Ornithocheirus – Giant Flying Reptile
The origins of the Pterosaurs or flying reptiles remain uncertain. What is for sure is that these creatures evolved during the Mid to Late Triassic and they went onto dominate life in the air for the best part of seventy million years before the avian dinosaurs (birds) came to prominence. The first Pterosaurs may have been small, but by the time of Ornithocheirus much larger forms had evolved. Known from fragmentary fossil material, the flying reptiles that make up the various species assigned to this genus were all huge compared to their Triassic ancestors.
Fossils assigned to the Ornithocheirus genus have been found in Europe, South America, Africa and Australia and date from the Cretaceous. Ornithocheirus was not a dinosaur but a flying reptile, a member of the Pterosauria which were distantly related to dinosaurs, sharing a common ancestor but the exact relationship between the Pterosauria and the Dinosauria is unclear. Due to the poorly preserved and fragmentary nature of much of the fossil material ascribed to this genus, precise classification at the species level is extremely difficult. The first formal study of fossils relating to Ornithocheirus was carried out by the famous English scientist, and contemporary of Charles Darwin, Harry Govier Seeley in 1869, It was this English palaeontologist who first established the Ornithocheirus genus.
Is Ornithocheirus the Largest Flying Reptile Known to Science?
Large fossilised Pterosaur fragments found in the Santana Formation of northeast Brazil have been assigned to Ornithocheirus. Initial assessments indicated an animal with a wingspan of perhaps twelve metres but these fossils have not been fully described and the conclusions drawn from the earlier research are disputed. It is because of these South American fossils that Ornithocheirus is sometimes described as the largest flying creature of all time.
A Description of Ornithocheirus tortoise for sale
Like all Pterosaurs, the wings of this flying reptile were formed out of skin that stretched from the body over the forelimbs and along a greatly extended fourth digit that acted as a supporting strut. The wing membranes were probably covered in fine, insulating hairs and were joined to the body at the ankles. Ornithocheirus probably had a short, stumpy tail. The neck was long and it supported a large head with elongated jaws, lined in most species, with many large, conical-shaped teeth.

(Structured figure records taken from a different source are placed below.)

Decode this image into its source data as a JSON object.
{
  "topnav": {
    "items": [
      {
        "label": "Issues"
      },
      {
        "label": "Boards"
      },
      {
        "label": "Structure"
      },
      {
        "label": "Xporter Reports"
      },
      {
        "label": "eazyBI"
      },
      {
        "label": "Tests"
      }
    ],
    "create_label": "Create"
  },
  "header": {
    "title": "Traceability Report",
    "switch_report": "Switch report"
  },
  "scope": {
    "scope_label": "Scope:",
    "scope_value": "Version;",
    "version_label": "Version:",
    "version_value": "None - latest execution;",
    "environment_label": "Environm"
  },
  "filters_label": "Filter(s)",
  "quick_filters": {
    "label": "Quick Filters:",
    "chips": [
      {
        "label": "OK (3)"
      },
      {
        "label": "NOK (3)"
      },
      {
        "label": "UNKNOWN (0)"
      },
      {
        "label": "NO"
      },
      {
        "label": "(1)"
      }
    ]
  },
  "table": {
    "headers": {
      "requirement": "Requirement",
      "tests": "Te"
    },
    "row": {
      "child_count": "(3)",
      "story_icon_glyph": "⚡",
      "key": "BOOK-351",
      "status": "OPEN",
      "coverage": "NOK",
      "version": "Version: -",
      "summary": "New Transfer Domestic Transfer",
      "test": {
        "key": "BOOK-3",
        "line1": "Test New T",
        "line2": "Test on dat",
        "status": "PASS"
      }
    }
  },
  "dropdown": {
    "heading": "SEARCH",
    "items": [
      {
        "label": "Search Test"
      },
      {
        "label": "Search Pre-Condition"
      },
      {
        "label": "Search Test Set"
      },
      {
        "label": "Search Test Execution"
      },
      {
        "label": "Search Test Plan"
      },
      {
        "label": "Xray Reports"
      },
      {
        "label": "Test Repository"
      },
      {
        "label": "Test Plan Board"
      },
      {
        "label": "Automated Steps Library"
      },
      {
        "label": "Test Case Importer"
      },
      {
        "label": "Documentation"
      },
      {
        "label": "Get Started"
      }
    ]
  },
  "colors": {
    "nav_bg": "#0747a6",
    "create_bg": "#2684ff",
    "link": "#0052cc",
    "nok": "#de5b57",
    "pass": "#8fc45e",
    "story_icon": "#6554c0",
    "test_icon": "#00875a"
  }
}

Some fossil jawbones indicate that certain species of Ornithocheirus had small crests on the tip of the upper and lower jaws. These crests may have acted as stabilisers in flight or may have assisted the animal to plough its jaws through surface waters as it attempted to snatch up fish.

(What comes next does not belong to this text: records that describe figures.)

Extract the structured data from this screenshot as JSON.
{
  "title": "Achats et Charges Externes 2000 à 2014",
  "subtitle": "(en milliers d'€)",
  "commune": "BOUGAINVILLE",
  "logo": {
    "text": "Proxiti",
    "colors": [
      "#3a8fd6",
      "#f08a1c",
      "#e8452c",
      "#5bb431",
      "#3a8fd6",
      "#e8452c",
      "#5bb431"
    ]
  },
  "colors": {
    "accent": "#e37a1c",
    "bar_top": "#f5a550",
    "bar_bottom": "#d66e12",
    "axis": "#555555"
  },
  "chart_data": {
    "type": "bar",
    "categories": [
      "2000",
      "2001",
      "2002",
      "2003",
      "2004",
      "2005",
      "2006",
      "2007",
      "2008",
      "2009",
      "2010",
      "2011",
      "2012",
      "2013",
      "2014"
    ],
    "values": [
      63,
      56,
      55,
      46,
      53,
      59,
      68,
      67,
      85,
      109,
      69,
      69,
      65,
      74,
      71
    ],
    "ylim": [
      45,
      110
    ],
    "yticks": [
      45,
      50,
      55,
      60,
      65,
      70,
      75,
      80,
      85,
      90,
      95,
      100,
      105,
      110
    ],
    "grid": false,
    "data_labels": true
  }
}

The Collecta Ornithocheirus Flying Reptile Model
With a wingspan measuring over twenty-two centimetres and standing more than ten centimetres tall, the Collecta Ornithocheirus model is most impressive. The model makers have cleverly overcome the debate over just how big species of this Pterosaur were, by not making this model to scale. Still, it is the largest not-to-scale flying reptile model in the current Collecta range.
The wings are painted black and their texture gives the impression of this creature being covered in fine, insulating hair. The head shows lots of details, the jaws lined with their sharp, pointy teeth and in the model crests on both the upper and lower jaw can be seen. The animal is depicted with its long jaws open so that the large teeth can clearly visible. The tips of the jaws are tinged with light pink, perhaps a suggestion by the model makers that this particular Ornithocheirus is ready for the mating season. The feet are flattened somewhat to help this model stand upright but this does not detract from the model itself, after all, it is always difficult to pose such a big-winged creature in a realistic pose.